Se i nuovi cittadini d’Europa si connettono e si organizzano col modello della rete, che è il modello organizzatore del mercato, la sfida è riorganizzare il rapporto con il territorio europeo. E farlo non secondo il vecchio schema, che articola le nazioni in regioni, ma con schemi nuovi. Schemi ai quali la 580 apre ampi spazi di approfondimento e di sviluppo, come per esempio ci suggeriscono le esperienze di Eurochambres e del nostro network fra le Camere di Milano, Madrid, Amsterdam, Parigi, Francoforte.
Siamo consapevoli che il modo di comporre in un nuovo tipo di Stato i nuovi soggetti, le imprese, e nuove sfide come quella europea, è il discorso politico più centrale di tutti.

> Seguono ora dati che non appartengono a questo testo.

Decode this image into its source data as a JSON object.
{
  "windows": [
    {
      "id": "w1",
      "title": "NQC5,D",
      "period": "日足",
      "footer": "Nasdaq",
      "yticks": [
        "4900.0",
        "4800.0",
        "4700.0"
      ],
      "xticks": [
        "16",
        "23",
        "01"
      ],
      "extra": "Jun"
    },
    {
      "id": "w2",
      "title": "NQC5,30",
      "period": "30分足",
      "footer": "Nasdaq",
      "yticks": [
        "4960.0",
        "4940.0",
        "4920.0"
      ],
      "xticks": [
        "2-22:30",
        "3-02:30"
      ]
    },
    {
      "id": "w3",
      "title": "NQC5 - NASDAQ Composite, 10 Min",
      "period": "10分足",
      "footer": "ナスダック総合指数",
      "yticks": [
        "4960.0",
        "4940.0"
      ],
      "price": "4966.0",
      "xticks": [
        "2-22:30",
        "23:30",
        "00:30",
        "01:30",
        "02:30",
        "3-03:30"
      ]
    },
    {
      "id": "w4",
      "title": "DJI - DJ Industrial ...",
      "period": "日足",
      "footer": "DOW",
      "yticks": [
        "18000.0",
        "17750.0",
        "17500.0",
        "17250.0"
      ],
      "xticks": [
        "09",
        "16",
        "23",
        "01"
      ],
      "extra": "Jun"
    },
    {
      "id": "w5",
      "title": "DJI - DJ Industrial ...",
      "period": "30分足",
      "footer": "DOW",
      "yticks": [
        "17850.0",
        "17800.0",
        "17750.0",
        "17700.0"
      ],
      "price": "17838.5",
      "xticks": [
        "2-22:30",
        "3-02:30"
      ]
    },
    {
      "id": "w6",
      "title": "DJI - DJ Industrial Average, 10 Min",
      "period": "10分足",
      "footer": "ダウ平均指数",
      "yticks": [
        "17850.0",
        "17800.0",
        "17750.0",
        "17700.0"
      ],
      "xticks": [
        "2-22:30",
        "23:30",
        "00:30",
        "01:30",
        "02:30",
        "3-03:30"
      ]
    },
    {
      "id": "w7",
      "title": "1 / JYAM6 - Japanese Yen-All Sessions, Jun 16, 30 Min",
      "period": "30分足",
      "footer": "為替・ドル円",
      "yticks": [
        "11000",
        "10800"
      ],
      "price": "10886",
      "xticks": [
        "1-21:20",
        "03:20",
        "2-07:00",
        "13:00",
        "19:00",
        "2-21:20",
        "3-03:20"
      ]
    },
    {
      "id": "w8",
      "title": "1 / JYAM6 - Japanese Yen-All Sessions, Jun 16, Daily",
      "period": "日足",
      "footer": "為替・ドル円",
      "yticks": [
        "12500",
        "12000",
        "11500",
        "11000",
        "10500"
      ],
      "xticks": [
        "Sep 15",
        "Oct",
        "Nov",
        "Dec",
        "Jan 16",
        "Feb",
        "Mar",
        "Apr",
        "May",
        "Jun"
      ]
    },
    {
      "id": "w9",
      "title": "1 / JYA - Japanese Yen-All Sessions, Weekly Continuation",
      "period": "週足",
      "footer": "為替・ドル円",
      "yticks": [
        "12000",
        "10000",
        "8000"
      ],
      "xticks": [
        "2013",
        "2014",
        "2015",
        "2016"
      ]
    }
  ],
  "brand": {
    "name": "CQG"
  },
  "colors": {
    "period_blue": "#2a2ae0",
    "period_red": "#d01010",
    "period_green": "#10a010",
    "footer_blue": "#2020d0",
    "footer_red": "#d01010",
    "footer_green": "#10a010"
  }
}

Certo, siamo anche perfettamente consapevoli che la politica è anche amministrazione - possibilmente buona amministrazione - e quindi concepiamo le Camere come strumenti che devono rendere conto alle imprese anche delle risorse che vengono loro affidate, e provvedere a dare in cambio servizi efficienti e di buona qualità, il che esse fanno e sempre più faranno.
Lo faranno con una efficiente attuazione di strumenti fondamentali per la vita dello Stato, come ad esempio un buon Registro delle imprese, completo e aggiornato in tempo reale.

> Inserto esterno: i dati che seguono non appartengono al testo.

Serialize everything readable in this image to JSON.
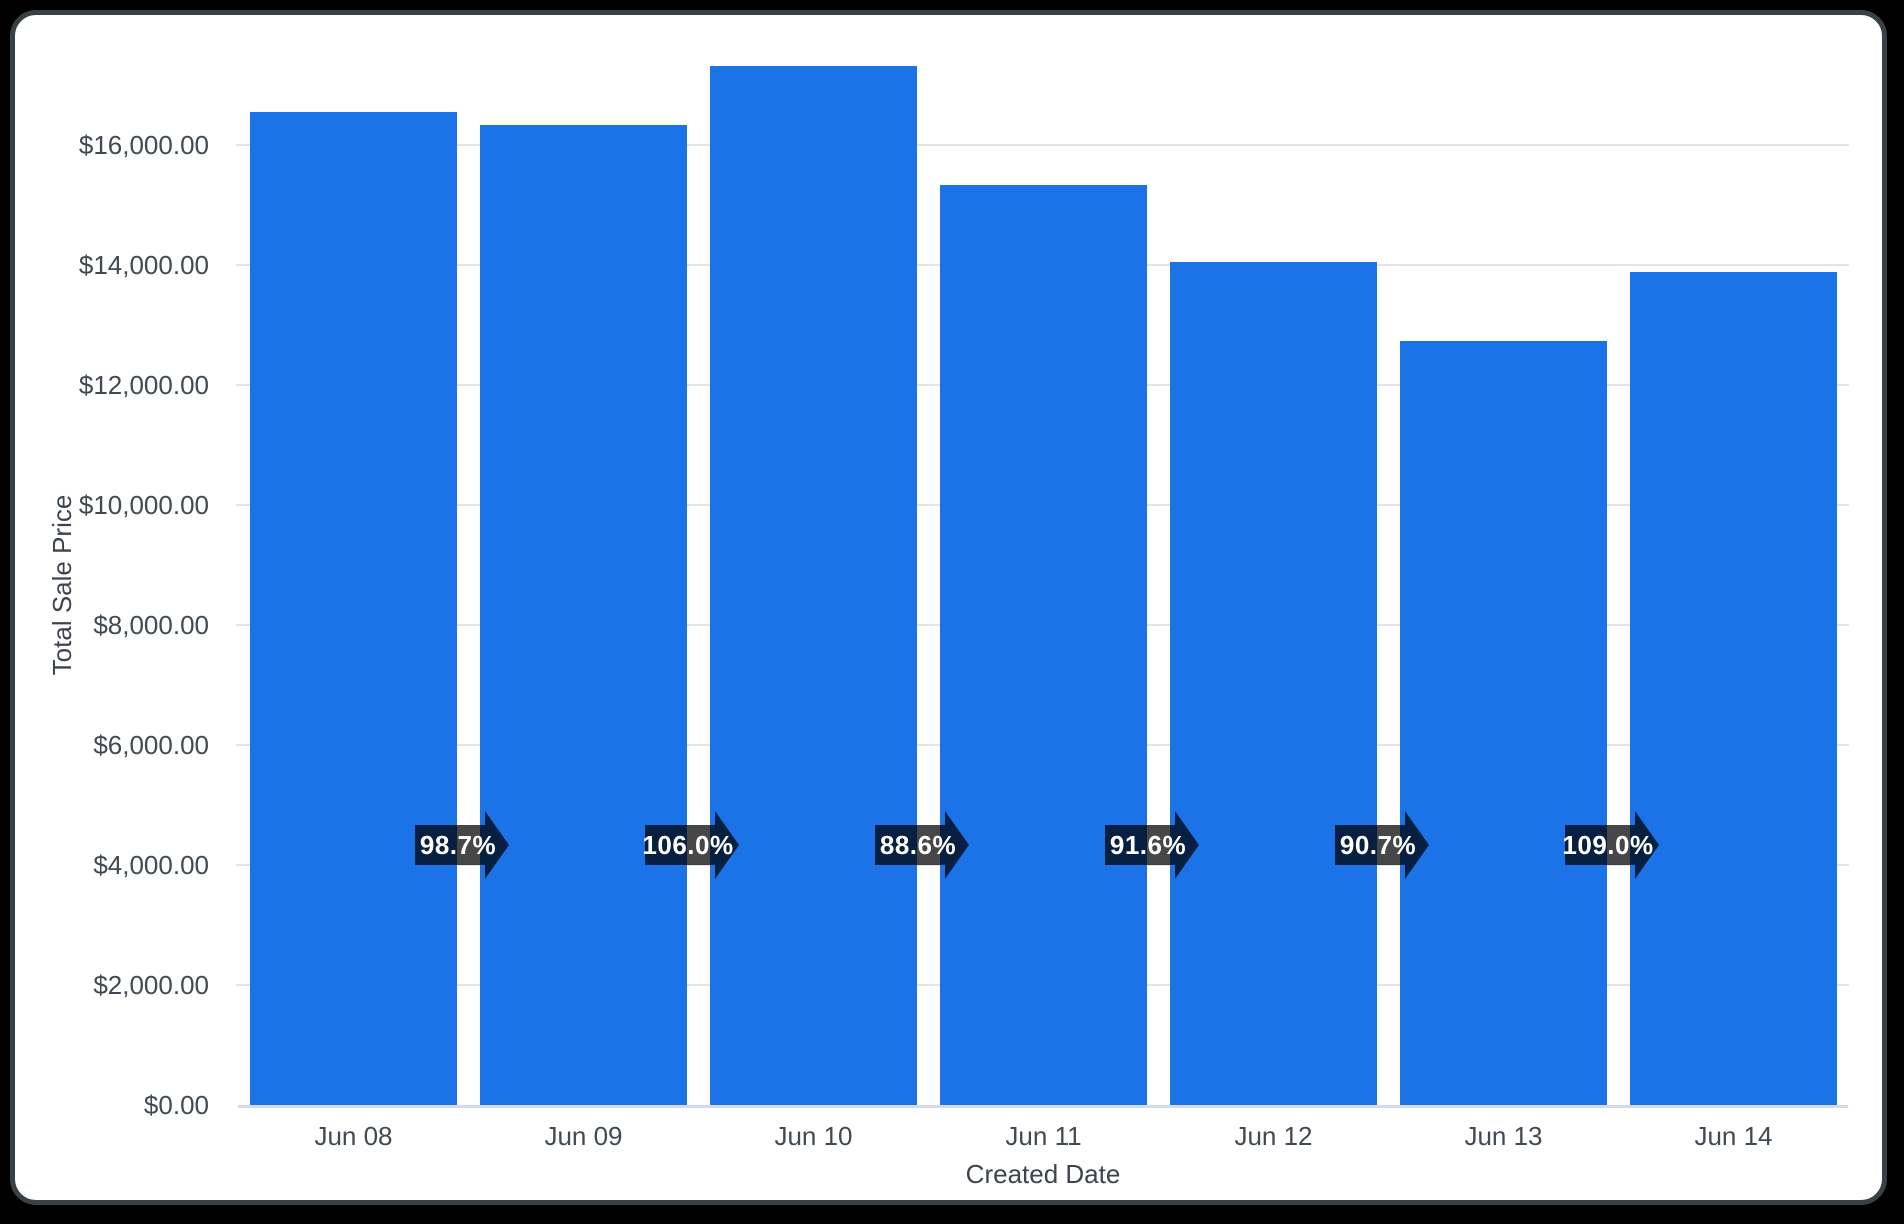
{
  "window": {
    "background_color": "#000000",
    "card_background": "#ffffff",
    "card_frame_color": "#3a4145"
  },
  "chart_data": {
    "type": "bar",
    "title": "",
    "xlabel": "Created Date",
    "ylabel": "Total Sale Price",
    "categories": [
      "Jun 08",
      "Jun 09",
      "Jun 10",
      "Jun 11",
      "Jun 12",
      "Jun 13",
      "Jun 14"
    ],
    "values": [
      16550,
      16330,
      17310,
      15340,
      14050,
      12740,
      13890
    ],
    "value_unit": "USD",
    "y_tick_values": [
      0,
      2000,
      4000,
      6000,
      8000,
      10000,
      12000,
      14000,
      16000
    ],
    "y_tick_labels": [
      "$0.00",
      "$2,000.00",
      "$4,000.00",
      "$6,000.00",
      "$8,000.00",
      "$10,000.00",
      "$12,000.00",
      "$14,000.00",
      "$16,000.00"
    ],
    "ylim": [
      0,
      18160
    ],
    "grid": "horizontal",
    "legend": "none",
    "growth_arrows": {
      "description": "period-over-period percent-change arrow badges shown between adjacent bars",
      "labels": [
        "98.7%",
        "106.0%",
        "88.6%",
        "91.6%",
        "90.7%",
        "109.0%"
      ],
      "badge_color": "rgba(0,0,0,0.72)",
      "text_color": "#ffffff"
    },
    "colors": {
      "bar": "#1c73e8",
      "gridline": "#e4e4e4",
      "baseline": "#d3daea",
      "axis_label": "#414a52",
      "axis_title": "#3d444c"
    }
  }
}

E lo faranno anche grazie ai più intensi rapporti di collaborazione con le associazioni imprenditoriali che la riforma rende possibile su nuove basi.

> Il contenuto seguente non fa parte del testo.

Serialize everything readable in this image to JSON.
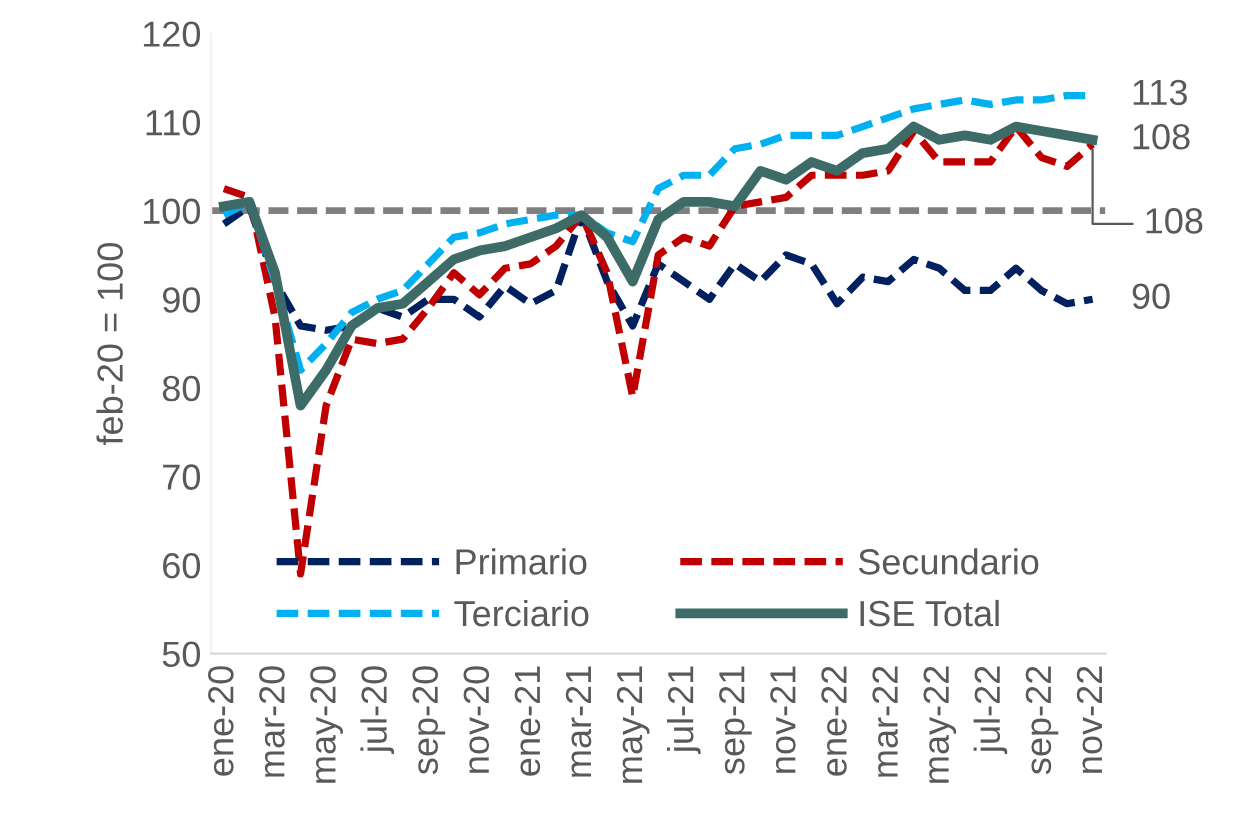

Con la Legge 580 l’ordinamento delle Camere di Commercio è stato infatti riformato in modo profondo. Essa ha formalizzato molto di quanto per molti anni abbiamo perseguito e conseguito nella prassi: un lungo lavoro, che ha dato luogo alla "autoriforma" delle Camere, alla base della quale è cresciuta una proposta culturale, che nella rivista Impresa & Stato ha avuto uno strumento importante di elaborazione e diffusione.
È quindi grande la nostra soddisfazione nel vedere premiata la nostra scommessa.
Scommessa innanzitutto sulla possibilità di trasformare le Camere da burocrazia periferica a soggetti dinamici, autogovernati e perciò democratizzati e promotori di esperienze innovative, al servizio delle imprese. Di renderle partecipi di un grande progetto: creare uno strumento di nuova statualità per le imprese, articolato a rete - il mercato - aperto all’Europa e capace di interfacciare con efficacia i bisogni delle imprese e il mondo della Pubblica Amministrazione. Ma soprattutto scommessa di riuscire a individuare le potenzialità che in nuce avevamo individuato in queste strutture. Ma c’è ancora molto da fare. Le imprese, per poter interpretare appieno il loro nuovo ruolo, hanno bisogno di un salto di qualità soprattutto nella dotazione infrastrutturale. È su questo terreno, infatti, che oggi si gioca la sfida di una organizzazione statuale impegnata fra mercato e libertà, fra economia e politica, fra scelte individuali e fini collettivi, fra interessi e valori.
Oggi, grazie alla riforma, registriamo la soddisfazione di vedere consolidarsi l’impegno di oltre un decennio ma soprattutto siamo ancora più consapevoli della necessità e dell’urgenza di portare ancora più oltre il nostro lavoro.